If you keep a sharp lookout you might catch the Google Street View team driving around a campus near you. This past Wednesday I caught up with the Street View car and the specially modified Google Trike on the campus of Kapiolani Community College.
A couple of years ago, the team was here mapping the main streets on Oahu with the Street View car. With the use of the Trike, the main focus is the pathways of the University of Hawaii campuses. From what I could see the image capture equipment looked similar to the system on the car. The system is mounted on a fairly large tricycle. The camera system is powered by a gasoline powered generator but the trike is purely people powered.
In an email response to a question I posed about availability of maps, Google’s public affairs office told me that:
Our Street View trikes have special cameras that take photographs as thee operator pedals along. Once the photographs have been taken, they go through computer processing to make them ready for use on Google Maps. This includes stitching the photographs into 360-degree panoramic images and cutting-edge face blurring technology, which helps make sure that passers-by in the photographs can’t be identified and blurs legible license plates.
Once we’ve collected and processed the imagery for an area, we add it to Google Maps.
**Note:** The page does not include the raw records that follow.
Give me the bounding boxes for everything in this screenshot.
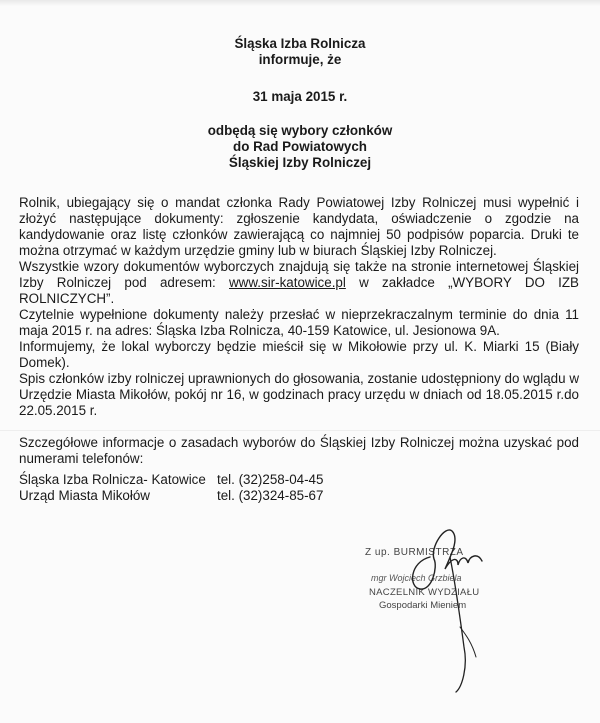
contact-list [19,472,579,504]
paragraph-voter-list: Spis członków izby rolniczej uprawnionych do głosowania, zostanie udostępniony do wglądu w Urzędzie Miasta Mikołów, pokój nr 16, w godzinach pracy urzędu w dniach od 18.05.2015 r.do 22.05.2015 r. [19,371,579,418]
signature-icon [390,517,510,697]
paragraph-gap [19,419,579,435]
contact-name: Śląska Izba Rolnicza- Katowice [19,472,206,487]
stamp-line-2: mgr Wojciech Grzbiela [371,573,462,583]
document-body [19,195,579,467]
templates-text-before: Wszystkie wzory dokumentów wyborczych znajdują się także na stronie internetowej Śląskiej Izby Rolniczej pod adresem: [19,259,579,290]
paragraph-templates [19,259,579,307]
election-date: 31 maja 2015 r. [252,89,348,104]
stamp-line-4: Gospodarki Mieniem [379,600,467,611]
subject-line-3: Śląskiej Izby Rolniczej [228,155,372,170]
contact-name: Urząd Miasta Mikołów [19,488,150,503]
website-link[interactable]: www.sir-katowice.pl [229,275,346,290]
stamp-line-1: Z up. BURMISTRZA [365,547,464,558]
stamp-line-3: NACZELNIK WYDZIAŁU [369,587,480,598]
contact-phone: tel. (32)324-85-67 [217,488,324,503]
paragraph-polling-place: Informujemy, że lokal wyborczy będzie mieścił się w Mikołowie przy ul. K. Miarki 15 (Biały Domek). [19,339,579,370]
paragraph-contact-info: Szczegółowe informacje o zasadach wyborów do Śląskiej Izby Rolniczej można uzyskać pod numerami telefonów: [19,435,579,466]
subject-line-2: do Rad Powiatowych [233,139,367,154]
subject-line-1: odbędą się wybory członków [207,123,393,138]
templates-text-after: w zakładce „WYBORY DO IZB ROLNICZYCH”. [19,275,579,306]
paragraph-requirements: Rolnik, ubiegający się o mandat członka Rady Powiatowej Izby Rolniczej musi wypełnić i złożyć następujące dokumenty: zgłoszenie kandydata, oświadczenie o zgodzie na kandydowanie oraz listę członków zawierającą co najmniej 50 podpisów poparcia. Druki te można otrzymać w każdym urzędzie gminy lub w biurach Śląskiej Izby Rolniczej. [19,195,579,258]
paragraph-deadline: Czytelnie wypełnione dokumenty należy przesłać w nieprzekraczalnym terminie do dnia 11 maja 2015 r. na adres: Śląska Izba Rolnicza, 40-159 Katowice, ul. Jesionowa 9A. [19,307,579,338]
header-organization: Śląska Izba Rolnicza [234,36,366,51]
contact-row [19,472,579,488]
paper-edge [0,0,600,6]
document-subject [0,123,600,171]
contact-row [19,488,579,504]
contact-phone: tel. (32)258-04-45 [217,472,324,487]
header-informs: informuje, że [258,52,342,67]
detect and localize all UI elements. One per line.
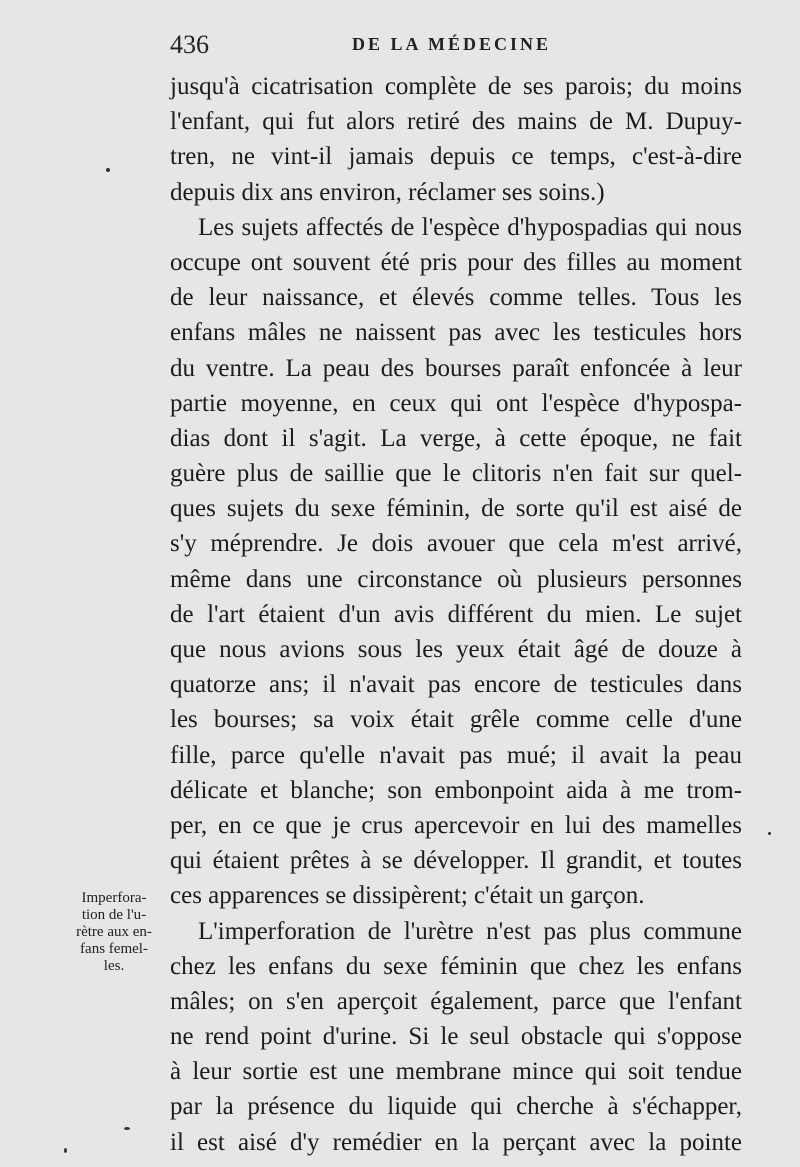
text-line: de leur naissance, et élevés comme telles. Tous les <box>170 284 742 312</box>
page-header <box>0 28 800 64</box>
text-line: qui étaient prêtes à se développer. Il grandit, et toutes <box>170 847 742 875</box>
text-line: depuis dix ans environ, réclamer ses soins.) <box>170 178 605 206</box>
margin-note-line: Imperfora- <box>81 890 147 906</box>
text-line: occupe ont souvent été pris pour des filles au moment <box>170 248 742 276</box>
text-line: même dans une circonstance où plusieurs personnes <box>170 565 742 593</box>
text-line: mâles; on s'en aperçoit également, parce que l'enfant <box>170 987 742 1015</box>
running-title: DE LA MÉDECINE <box>352 34 552 54</box>
text-line: l'enfant, qui fut alors retiré des mains de M. Dupuy- <box>170 108 742 136</box>
margin-note-line: tion de l'u- <box>81 907 147 923</box>
text-line: Les sujets affectés de l'espèce d'hypospadias qui nous <box>198 213 742 241</box>
text-line: ne rend point d'urine. Si le seul obstacle qui s'oppose <box>170 1023 742 1051</box>
text-line: guère plus de saillie que le clitoris n'en fait sur quel- <box>170 460 742 488</box>
text-line: enfans mâles ne naissent pas avec les testicules hors <box>170 319 742 347</box>
margin-note-line: fans femel- <box>80 941 148 957</box>
body-text <box>170 69 742 1160</box>
margin-note-line: rètre aux en- <box>76 924 152 940</box>
text-line: fille, parce qu'elle n'avait pas mué; il avait la peau <box>170 741 742 769</box>
ink-speck <box>106 168 110 172</box>
text-line: tren, ne vint-il jamais depuis ce temps, c'est-à-dire <box>170 143 742 171</box>
text-line: ces apparences se dissipèrent; c'était un garçon. <box>170 882 645 910</box>
margin-note <box>68 890 160 975</box>
text-line: du ventre. La peau des bourses paraît enfoncée à leur <box>170 354 742 382</box>
text-line: de l'art étaient d'un avis différent du mien. Le sujet <box>170 600 742 628</box>
text-line: les bourses; sa voix était grêle comme celle d'une <box>170 706 742 734</box>
text-line: délicate et blanche; son embonpoint aida à me trom- <box>170 776 742 804</box>
ink-speck <box>64 1148 67 1153</box>
text-line: à leur sortie est une membrane mince qui soit tendue <box>170 1058 742 1086</box>
text-line: dias dont il s'agit. La verge, à cette époque, ne fait <box>170 424 742 452</box>
text-line: jusqu'à cicatrisation complète de ses parois; du moins <box>170 73 742 100</box>
text-line: ques sujets du sexe féminin, de sorte qu'il est aisé de <box>170 495 742 523</box>
text-line: quatorze ans; il n'avait pas encore de testicules dans <box>170 671 742 699</box>
text-line: il est aisé d'y remédier en la perçant avec la pointe <box>170 1128 742 1156</box>
text-line: s'y méprendre. Je dois avouer que cela m'est arrivé, <box>170 530 742 558</box>
ink-speck <box>124 1127 130 1130</box>
text-line: per, en ce que je crus apercevoir en lui des mamelles <box>170 811 742 839</box>
margin-note-line: les. <box>103 958 125 974</box>
text-line: partie moyenne, en ceux qui ont l'espèce d'hypospa- <box>170 389 742 417</box>
page-number: 436 <box>170 30 209 59</box>
text-line: L'imperforation de l'urètre n'est pas plus commune <box>198 917 742 945</box>
ink-speck <box>768 832 771 835</box>
text-line: que nous avions sous les yeux était âgé de douze à <box>170 636 742 663</box>
text-line: chez les enfans du sexe féminin que chez les enfans <box>170 952 742 980</box>
text-line: par la présence du liquide qui cherche à s'échapper, <box>170 1093 742 1121</box>
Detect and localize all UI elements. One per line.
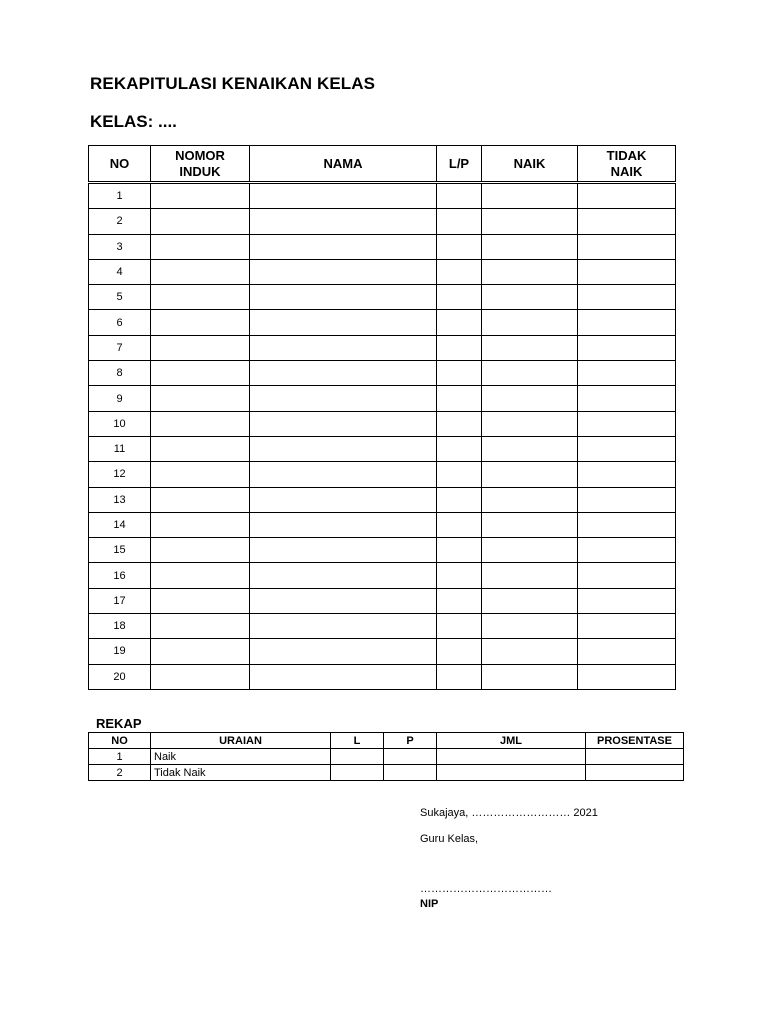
nomor-induk-cell xyxy=(151,588,250,613)
nama-cell xyxy=(250,386,437,411)
lp-cell xyxy=(437,335,482,360)
table-row xyxy=(89,285,676,310)
row-no-cell: 17 xyxy=(89,588,151,613)
rekap-p-cell xyxy=(384,749,437,765)
table-row xyxy=(89,335,676,360)
nama-cell xyxy=(250,361,437,386)
table-row xyxy=(89,487,676,512)
row-no-cell: 4 xyxy=(89,259,151,284)
lp-cell xyxy=(437,639,482,664)
tidak-naik-cell xyxy=(578,234,676,259)
rekap-header-row xyxy=(89,733,684,749)
nama-cell xyxy=(250,436,437,461)
table-row xyxy=(89,361,676,386)
signature-nip: NIP xyxy=(420,898,439,910)
nomor-induk-cell xyxy=(151,538,250,563)
nama-cell xyxy=(250,183,437,209)
row-no-cell: 7 xyxy=(89,335,151,360)
row-no-cell: 2 xyxy=(89,209,151,234)
row-no-cell: 19 xyxy=(89,639,151,664)
nomor-induk-cell xyxy=(151,310,250,335)
table-row xyxy=(89,664,676,689)
lp-cell xyxy=(437,614,482,639)
lp-cell xyxy=(437,234,482,259)
naik-cell xyxy=(482,614,578,639)
table-row xyxy=(89,563,676,588)
signature-line: ……………………………… xyxy=(420,883,552,895)
lp-cell xyxy=(437,386,482,411)
nomor-induk-cell xyxy=(151,209,250,234)
nomor-induk-cell xyxy=(151,563,250,588)
nama-cell xyxy=(250,285,437,310)
naik-cell xyxy=(482,639,578,664)
tidak-naik-cell xyxy=(578,386,676,411)
col-header-lp: L/P xyxy=(437,146,482,183)
naik-cell xyxy=(482,436,578,461)
row-no-cell: 14 xyxy=(89,512,151,537)
naik-cell xyxy=(482,285,578,310)
rekap-header-no: NO xyxy=(89,733,151,749)
table-row xyxy=(89,462,676,487)
nomor-induk-cell xyxy=(151,436,250,461)
col-header-no: NO xyxy=(89,146,151,183)
nomor-induk-cell xyxy=(151,664,250,689)
tidak-naik-cell xyxy=(578,639,676,664)
rekap-uraian-cell: Naik xyxy=(151,749,331,765)
naik-cell xyxy=(482,386,578,411)
tidak-naik-cell xyxy=(578,411,676,436)
nama-cell xyxy=(250,259,437,284)
lp-cell xyxy=(437,285,482,310)
lp-cell xyxy=(437,664,482,689)
naik-cell xyxy=(482,259,578,284)
row-no-cell: 15 xyxy=(89,538,151,563)
table-row xyxy=(89,538,676,563)
tidak-naik-cell xyxy=(578,361,676,386)
rekap-label: REKAP xyxy=(96,716,142,731)
rekap-jml-cell xyxy=(437,765,586,781)
nama-cell xyxy=(250,639,437,664)
lp-cell xyxy=(437,310,482,335)
nama-cell xyxy=(250,512,437,537)
lp-cell xyxy=(437,538,482,563)
lp-cell xyxy=(437,462,482,487)
row-no-cell: 18 xyxy=(89,614,151,639)
naik-cell xyxy=(482,512,578,537)
tidak-naik-cell xyxy=(578,310,676,335)
nama-cell xyxy=(250,538,437,563)
row-no-cell: 9 xyxy=(89,386,151,411)
tidak-naik-cell xyxy=(578,487,676,512)
nomor-induk-cell xyxy=(151,285,250,310)
nama-cell xyxy=(250,588,437,613)
nama-cell xyxy=(250,335,437,360)
signature-place-date: Sukajaya, ……………………… 2021 xyxy=(420,807,598,819)
tidak-naik-cell xyxy=(578,588,676,613)
tidak-naik-cell xyxy=(578,259,676,284)
naik-cell xyxy=(482,411,578,436)
promotion-table xyxy=(88,145,676,690)
signature-role: Guru Kelas, xyxy=(420,833,479,845)
row-no-cell: 1 xyxy=(89,183,151,209)
table-row xyxy=(89,259,676,284)
rekap-no-cell: 2 xyxy=(89,765,151,781)
nama-cell xyxy=(250,487,437,512)
rekap-no-cell: 1 xyxy=(89,749,151,765)
rekap-header-l: L xyxy=(331,733,384,749)
rekap-prosentase-cell xyxy=(586,749,684,765)
nomor-induk-cell xyxy=(151,639,250,664)
row-no-cell: 5 xyxy=(89,285,151,310)
nama-cell xyxy=(250,411,437,436)
nama-cell xyxy=(250,234,437,259)
lp-cell xyxy=(437,512,482,537)
lp-cell xyxy=(437,411,482,436)
nomor-induk-cell xyxy=(151,335,250,360)
row-no-cell: 3 xyxy=(89,234,151,259)
rekap-jml-cell xyxy=(437,749,586,765)
nomor-induk-cell xyxy=(151,183,250,209)
table-row xyxy=(89,614,676,639)
row-no-cell: 11 xyxy=(89,436,151,461)
rekap-table xyxy=(88,732,684,781)
table-row xyxy=(89,234,676,259)
lp-cell xyxy=(437,183,482,209)
rekap-row xyxy=(89,765,684,781)
naik-cell xyxy=(482,487,578,512)
rekap-prosentase-cell xyxy=(586,765,684,781)
col-header-naik: NAIK xyxy=(482,146,578,183)
table-row xyxy=(89,512,676,537)
naik-cell xyxy=(482,310,578,335)
naik-cell xyxy=(482,335,578,360)
rekap-row xyxy=(89,749,684,765)
naik-cell xyxy=(482,462,578,487)
tidak-naik-cell xyxy=(578,285,676,310)
rekap-uraian-cell: Tidak Naik xyxy=(151,765,331,781)
row-no-cell: 10 xyxy=(89,411,151,436)
rekap-p-cell xyxy=(384,765,437,781)
lp-cell xyxy=(437,563,482,588)
tidak-naik-cell xyxy=(578,512,676,537)
lp-cell xyxy=(437,259,482,284)
naik-cell xyxy=(482,664,578,689)
nama-cell xyxy=(250,664,437,689)
row-no-cell: 20 xyxy=(89,664,151,689)
nama-cell xyxy=(250,462,437,487)
tidak-naik-cell xyxy=(578,183,676,209)
naik-cell xyxy=(482,183,578,209)
tidak-naik-cell xyxy=(578,563,676,588)
naik-cell xyxy=(482,361,578,386)
table-row xyxy=(89,310,676,335)
lp-cell xyxy=(437,361,482,386)
rekap-l-cell xyxy=(331,765,384,781)
tidak-naik-cell xyxy=(578,614,676,639)
col-header-tidak-naik: TIDAK NAIK xyxy=(578,146,676,183)
rekap-header-jml: JML xyxy=(437,733,586,749)
naik-cell xyxy=(482,209,578,234)
naik-cell xyxy=(482,538,578,563)
nomor-induk-cell xyxy=(151,361,250,386)
nomor-induk-cell xyxy=(151,234,250,259)
naik-cell xyxy=(482,588,578,613)
class-label: KELAS: .... xyxy=(90,112,177,131)
lp-cell xyxy=(437,209,482,234)
row-no-cell: 8 xyxy=(89,361,151,386)
tidak-naik-cell xyxy=(578,462,676,487)
document-title: REKAPITULASI KENAIKAN KELAS xyxy=(90,74,376,93)
rekap-header-prosentase: PROSENTASE xyxy=(586,733,684,749)
nomor-induk-cell xyxy=(151,512,250,537)
rekap-header-p: P xyxy=(384,733,437,749)
lp-cell xyxy=(437,487,482,512)
nomor-induk-cell xyxy=(151,614,250,639)
tidak-naik-cell xyxy=(578,335,676,360)
lp-cell xyxy=(437,436,482,461)
tidak-naik-cell xyxy=(578,209,676,234)
col-header-nama: NAMA xyxy=(250,146,437,183)
table-row xyxy=(89,436,676,461)
table-row xyxy=(89,209,676,234)
rekap-l-cell xyxy=(331,749,384,765)
nama-cell xyxy=(250,614,437,639)
nama-cell xyxy=(250,563,437,588)
row-no-cell: 13 xyxy=(89,487,151,512)
row-no-cell: 16 xyxy=(89,563,151,588)
nomor-induk-cell xyxy=(151,487,250,512)
table-row xyxy=(89,639,676,664)
col-header-nomor-induk: NOMOR INDUK xyxy=(151,146,250,183)
tidak-naik-cell xyxy=(578,664,676,689)
tidak-naik-cell xyxy=(578,436,676,461)
rekap-header-uraian: URAIAN xyxy=(151,733,331,749)
table-row xyxy=(89,411,676,436)
table-row xyxy=(89,588,676,613)
nama-cell xyxy=(250,310,437,335)
lp-cell xyxy=(437,588,482,613)
nama-cell xyxy=(250,209,437,234)
table-header-row xyxy=(89,146,676,183)
table-row xyxy=(89,183,676,209)
naik-cell xyxy=(482,234,578,259)
nomor-induk-cell xyxy=(151,259,250,284)
naik-cell xyxy=(482,563,578,588)
row-no-cell: 6 xyxy=(89,310,151,335)
row-no-cell: 12 xyxy=(89,462,151,487)
tidak-naik-cell xyxy=(578,538,676,563)
table-row xyxy=(89,386,676,411)
nomor-induk-cell xyxy=(151,462,250,487)
nomor-induk-cell xyxy=(151,386,250,411)
nomor-induk-cell xyxy=(151,411,250,436)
It goes without saying, therefore, that the imagery isn’t real-time, and usually takes several months from when the photographs are taken until the panoramics appear on Google Maps.
The Street View team is mapping all the community colleges as well as the University of Hawaii’s Manoa campus. The Google car and trike then head off to the neighbor islands to map out the UH campuses there.
As I started to leave a crowd began to form around the Google Trike to snap some photos. It is an interesting time for Google. Their popularity is undeniable but places like Germany and Japan are reacting vocally against their lost of privacy resulting from the Street View images. Yesterday a Federal judge said Google could be held liable for ‘wiretapping” for collecting wifi data on Street View runs. And on top of all this is the Federal Trade Commissions investigation of Google for antitrust business practices.
Someone once told me, “you know you’re successful when everyone wants to sue you. Just take a number and stand in line.”